By SHELLEY TOPP
Eight-year-old Fernside girl Niamh Lappin is a champion, thanks to her unbeatable partnership with a beagle named Halo.
Niamh has won the 12-years-and-under Champion Dog Handler of the Year Award at the New Zealand Dog Agility Championships with Halo.
The championships were held in Kihikihi, a small town near Te Awamutu, in the North Island.
Niamh’s parents, Helen and Ian Lappin, also show dogs and travelled with her to Kihikihi for the championships. They travelled by road and ferry, taking five dogs to the championships, including Niamh’s three – honey-coloured Halo, a black cocker spaniel named Topsy, and a tiny poodle-cross called Magic.
Helen’s dogs, Sketch, a young border collie, and Baz, a border collie-fox terrier cross, also made the highly successful trip.
All dogs bar one (who only got one placing) placed in multiple events.
Niamh also won the 12-years-and-under Jumpers Class with Halo. She was also runner-up in the 12-years-and-under Dog Handler of the Year competition with Topsy, and runner-up in the 12-years-and-under Jumpers Class with her, too, plus she finished second in a standard jumpers class, competing against adults, to qualify for the finals with little Magic.
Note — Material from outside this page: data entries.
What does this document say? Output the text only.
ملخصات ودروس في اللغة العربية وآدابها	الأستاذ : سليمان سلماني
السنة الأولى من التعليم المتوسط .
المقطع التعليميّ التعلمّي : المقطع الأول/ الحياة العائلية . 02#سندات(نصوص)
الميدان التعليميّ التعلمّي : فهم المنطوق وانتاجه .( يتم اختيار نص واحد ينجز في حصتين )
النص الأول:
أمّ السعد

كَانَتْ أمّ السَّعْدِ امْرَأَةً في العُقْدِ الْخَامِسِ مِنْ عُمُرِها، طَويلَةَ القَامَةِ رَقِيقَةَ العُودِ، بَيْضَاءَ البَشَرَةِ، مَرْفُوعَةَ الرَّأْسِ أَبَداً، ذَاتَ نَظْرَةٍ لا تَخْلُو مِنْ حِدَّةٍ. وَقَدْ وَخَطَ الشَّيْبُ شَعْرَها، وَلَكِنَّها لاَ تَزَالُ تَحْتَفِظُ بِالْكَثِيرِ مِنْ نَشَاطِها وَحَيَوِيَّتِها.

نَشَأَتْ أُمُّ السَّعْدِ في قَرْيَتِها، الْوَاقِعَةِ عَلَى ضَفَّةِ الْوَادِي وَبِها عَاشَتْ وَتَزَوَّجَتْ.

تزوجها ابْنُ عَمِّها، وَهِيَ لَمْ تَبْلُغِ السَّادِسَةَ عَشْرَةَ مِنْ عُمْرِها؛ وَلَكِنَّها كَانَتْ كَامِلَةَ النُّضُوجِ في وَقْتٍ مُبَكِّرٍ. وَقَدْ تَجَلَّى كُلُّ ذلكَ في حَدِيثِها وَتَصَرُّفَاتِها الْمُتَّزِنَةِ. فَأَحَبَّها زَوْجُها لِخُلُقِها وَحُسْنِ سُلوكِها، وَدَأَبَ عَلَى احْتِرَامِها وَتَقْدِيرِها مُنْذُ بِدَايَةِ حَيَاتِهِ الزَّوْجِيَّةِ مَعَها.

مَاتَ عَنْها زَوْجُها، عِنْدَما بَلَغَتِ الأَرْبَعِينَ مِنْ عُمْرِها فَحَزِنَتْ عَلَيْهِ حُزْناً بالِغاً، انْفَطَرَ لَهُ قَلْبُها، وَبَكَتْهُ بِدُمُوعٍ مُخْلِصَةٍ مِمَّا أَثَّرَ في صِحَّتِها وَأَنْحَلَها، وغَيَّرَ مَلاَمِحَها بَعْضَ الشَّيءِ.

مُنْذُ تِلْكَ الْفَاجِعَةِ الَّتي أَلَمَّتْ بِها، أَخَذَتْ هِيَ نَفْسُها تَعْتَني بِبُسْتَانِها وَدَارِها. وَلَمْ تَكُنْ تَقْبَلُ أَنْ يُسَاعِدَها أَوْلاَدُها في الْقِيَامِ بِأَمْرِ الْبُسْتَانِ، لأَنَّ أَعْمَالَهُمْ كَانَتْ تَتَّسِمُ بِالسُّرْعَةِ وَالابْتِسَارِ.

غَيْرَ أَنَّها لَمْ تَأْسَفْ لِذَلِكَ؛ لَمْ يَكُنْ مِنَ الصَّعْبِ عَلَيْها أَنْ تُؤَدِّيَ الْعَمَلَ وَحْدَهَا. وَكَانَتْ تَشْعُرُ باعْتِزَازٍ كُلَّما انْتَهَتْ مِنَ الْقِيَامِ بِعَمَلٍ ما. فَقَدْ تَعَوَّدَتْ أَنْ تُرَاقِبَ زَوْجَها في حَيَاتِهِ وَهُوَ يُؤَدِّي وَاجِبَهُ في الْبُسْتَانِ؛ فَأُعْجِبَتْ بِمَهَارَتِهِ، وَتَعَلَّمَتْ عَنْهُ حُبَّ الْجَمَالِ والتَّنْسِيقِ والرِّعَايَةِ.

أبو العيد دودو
It was a huge achievement for all three dogs, but to win the top prize with Halo was particularly special for Niamh and her family because Halo was rehomed by the Lappins when she was three years old after being badly beaten.
It took a long time for Halo to trust people again after her rough start to life. “She was terrified of being around people,” Helen says.
“It is a miracle she actually competes, let alone making it to the top grades after being badly treated in the past, and beagles aren’t the most reliable agility dog breed, so she does extremely well.”
Topsy is also a re-homed dog. “She just wasn’t wanted, so we were asked to rehome her. I can’t understand it; she is a total sweetheart.”
To qualify for the Handler of the Year finals, Niamh and Halo had to get two clean runs in the dogs’ competing grade at any official championship show or ribbon trial. The courses comprise multiple pieces of equipment, such as seesaws, weaves, jumps and tunnels.
“For an eight-year-old to achieve at least two clean runs at this level is pretty tough going, let alone with a beagle. Topsy had to qualify for the finals also but she is in the lower grades, so the requirements were not quite so rigorous. She only had to go clear in a course with jumps, tunnels and weaves,” Helen says.
“Once at Kihikihi, Niamh had to run (and win) a judged course with both dogs she had qualified with, then take out the champion title (and runner-up title) for Handler of the Year,” Helen explains. “For the 12-years-and-under Young Kennel Club jumpers’ course she was able to run all of her dogs (and borrowed one of mine).” She, however, had the win again with Halo, and Topsy was again runner-up for this class, too.
Niamh also competed over all four days of the event with all dogs in classes against adults, with several clear rounds.